OESP
O menino que estuda na escola rural de Santa Clara, nos contrafortes do Japi, tem consciência do meio ambiente. Tanto tem, que escreveu mais ou menos isto: “destruíram as árvores perto de casa e plantei uma. Triste, ela pediu que cuidasse dela. Fui ao delegado que cuida do meio ambiente e pedi proteção para a árvore. Dias depois, ela tinha sido cortada. A árvore é importante para o Brasil – por isso peguei mais de mil sementes e saí plantando árvores pelo país afora”.
Há outro tipo de consciência da relação com a Natureza: em primeiro lugar, a que vem da cobiça, do amor pelo dinheiro; depois, a que decorre do antagonismo contra o meio ambiente, que se expressa na máquina de esteira que vem e tudo destrói. As leis que protegem o que resta de floresta no Estado de São Paulo – estas, a gente esquece. A lei que rege o parcelamento do solo – esta, então, é simplesmente ignorada. Não apenas por quem parcela, mas também por muitos cartórios, que lavram escritura de compra e venda de “parte ideal” sem exigir a documentação comprobatória de que se trata realmente de uma fração ideal de terreno e não de uma burla para “regularizar” um negócio. É o “privado” impondo sua vontade ao “público”: cria-se o fato consumado da escritura e faz-se a terraplanagem. Depois, alguém dará um “jeito”.
O menino intui o que está acontecendo com a árvore. Ele ouviu dizer do outro problema – mas esse é legal, complexo, está longe de sua compreensão. É a ação civil pública que o promotor de Justiça José Roberto Proença impetrou, em Jundiaí, para que a Justiça mande parar a construção de casas, mande restabelecer o meio ambiente tal como era e responsabilize de fato quem violou as leis. É uma ação que tem precedentes no meio urbano, mas que no meio rural pode ser pioneira. O Ministério Público é, hoje, o único órgão capaz de, com legitimidade legal, atender ao apelo que pequenas organizações não-governamentais, sem força política, fazem para que se cumpra a lei e, atendendo ao apelo, abrir inquérito civil público para apurar como se fizeram as coisas. E concluído o inquérito, pedir a abertura da ação civil pública. O inquérito a que me refiro constatou que o que foi registrado como “parte ideal” na verdade eram lotes, caracterizados por metragem diferente, variando de 1 mil M2 a mais de 6 mil M2, e por localização num mapa do loteamento que não fora autorizado pela Prefeitura, mesmo porque não seria possível fazê-lo em zona rural.

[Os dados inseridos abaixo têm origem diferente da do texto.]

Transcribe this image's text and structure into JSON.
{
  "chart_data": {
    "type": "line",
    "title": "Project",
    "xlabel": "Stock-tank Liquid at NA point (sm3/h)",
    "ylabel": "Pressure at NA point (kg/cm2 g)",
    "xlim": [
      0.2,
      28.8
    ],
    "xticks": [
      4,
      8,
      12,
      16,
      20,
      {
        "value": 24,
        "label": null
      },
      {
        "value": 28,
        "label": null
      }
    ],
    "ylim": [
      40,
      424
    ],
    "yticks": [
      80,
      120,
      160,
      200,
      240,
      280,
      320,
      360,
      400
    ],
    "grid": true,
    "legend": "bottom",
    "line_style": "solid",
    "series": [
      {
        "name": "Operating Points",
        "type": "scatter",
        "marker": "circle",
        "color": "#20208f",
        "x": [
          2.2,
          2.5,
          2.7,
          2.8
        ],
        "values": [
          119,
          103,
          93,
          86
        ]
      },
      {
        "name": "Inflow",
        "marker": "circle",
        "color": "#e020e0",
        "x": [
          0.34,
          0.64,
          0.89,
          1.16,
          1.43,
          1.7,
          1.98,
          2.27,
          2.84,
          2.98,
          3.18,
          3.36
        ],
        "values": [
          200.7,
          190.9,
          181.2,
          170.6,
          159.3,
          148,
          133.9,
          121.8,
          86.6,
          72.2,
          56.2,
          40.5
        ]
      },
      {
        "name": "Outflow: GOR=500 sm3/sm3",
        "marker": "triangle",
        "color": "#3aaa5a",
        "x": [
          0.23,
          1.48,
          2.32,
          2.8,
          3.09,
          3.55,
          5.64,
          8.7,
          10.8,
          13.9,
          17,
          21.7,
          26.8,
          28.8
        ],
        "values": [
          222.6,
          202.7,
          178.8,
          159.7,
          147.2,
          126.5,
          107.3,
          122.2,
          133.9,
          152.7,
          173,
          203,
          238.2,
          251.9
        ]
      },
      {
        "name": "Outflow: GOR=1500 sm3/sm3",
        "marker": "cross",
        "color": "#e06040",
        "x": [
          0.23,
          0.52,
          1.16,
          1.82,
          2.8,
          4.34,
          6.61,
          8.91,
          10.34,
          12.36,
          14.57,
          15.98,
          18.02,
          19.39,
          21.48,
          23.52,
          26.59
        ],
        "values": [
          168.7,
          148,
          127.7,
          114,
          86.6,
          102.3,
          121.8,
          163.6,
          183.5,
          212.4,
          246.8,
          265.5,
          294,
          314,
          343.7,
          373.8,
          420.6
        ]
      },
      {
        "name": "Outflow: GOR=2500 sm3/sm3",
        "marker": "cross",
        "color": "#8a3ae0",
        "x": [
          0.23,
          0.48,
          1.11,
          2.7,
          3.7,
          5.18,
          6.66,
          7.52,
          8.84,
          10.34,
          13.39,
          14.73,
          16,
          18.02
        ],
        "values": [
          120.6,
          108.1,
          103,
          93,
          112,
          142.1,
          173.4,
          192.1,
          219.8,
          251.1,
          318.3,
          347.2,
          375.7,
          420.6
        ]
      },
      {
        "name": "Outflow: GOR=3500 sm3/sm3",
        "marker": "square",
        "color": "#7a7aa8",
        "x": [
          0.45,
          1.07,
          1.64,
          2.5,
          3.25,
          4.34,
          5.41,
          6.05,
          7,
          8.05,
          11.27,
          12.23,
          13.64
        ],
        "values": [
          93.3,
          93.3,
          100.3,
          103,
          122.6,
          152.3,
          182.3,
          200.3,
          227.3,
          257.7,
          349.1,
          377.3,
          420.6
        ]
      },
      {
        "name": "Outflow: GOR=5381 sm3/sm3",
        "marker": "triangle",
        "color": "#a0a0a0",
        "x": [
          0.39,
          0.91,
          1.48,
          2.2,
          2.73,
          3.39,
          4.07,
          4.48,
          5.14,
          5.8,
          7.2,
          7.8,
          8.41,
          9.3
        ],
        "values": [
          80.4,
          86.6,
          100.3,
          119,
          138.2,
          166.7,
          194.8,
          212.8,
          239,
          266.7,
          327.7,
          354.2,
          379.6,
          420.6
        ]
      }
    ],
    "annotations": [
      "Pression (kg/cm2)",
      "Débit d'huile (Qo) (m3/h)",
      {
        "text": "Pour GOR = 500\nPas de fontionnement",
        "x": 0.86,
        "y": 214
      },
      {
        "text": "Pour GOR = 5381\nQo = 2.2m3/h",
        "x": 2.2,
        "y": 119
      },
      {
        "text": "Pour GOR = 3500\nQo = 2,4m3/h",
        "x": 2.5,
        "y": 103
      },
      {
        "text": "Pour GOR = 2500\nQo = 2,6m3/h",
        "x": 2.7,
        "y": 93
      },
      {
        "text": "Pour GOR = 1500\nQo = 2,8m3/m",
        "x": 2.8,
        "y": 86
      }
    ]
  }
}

A ação é o único meio de lembrar a todos que a lei ainda existe. Digo “ainda”, porque a pouco e pouco, porque os órgãos que devem fiscalizar o cumprimento da lei estão desaparelhados, diminui o número dos que lutam contra os que vêem na árvore o seu inimigo, e caiu o número dos que querem que o meio ambiente, não o abstrato, mas o real, seja preservado. Não para eles, mas para seus netos e os netos dos que o destroem. Eles travam uma luta desigual porque a cobiça constrói laços de solidariedade muitas vezes indestrutíveis, que vão do proprietário a quem o acoberta, passando por mil atalhos. A destruição do meio ambiente, a transformação do meio rural em zonas urbanas só é possível porque existe essa teia de solidariedades – como se fosse uma Cosa Nostra. Lutar contra isso, mesmo com os poderes e as defesas de que dispõe o Ministério Público, não é tarefa fácil. Que o diga o governador Covas que só agora pode respirar um pouco sossegado diante dos precatórios de R$ 50 bilhões. É uma luta tanto mais difícil quanto, apesar da preocupação com a poluição na capital, os órgãos da Secretaria do Meio Ambiente, como o Condephaat, que tombou a Serra do Japi, não têm os recursos indispensáveis para fiscalizar o decreto do governo Franco Montoro ou agir para impedir que o tombamento seja letra morta porque a Cosa Nostra do Meio Ambiente acaba sempre por dar um “jeito”.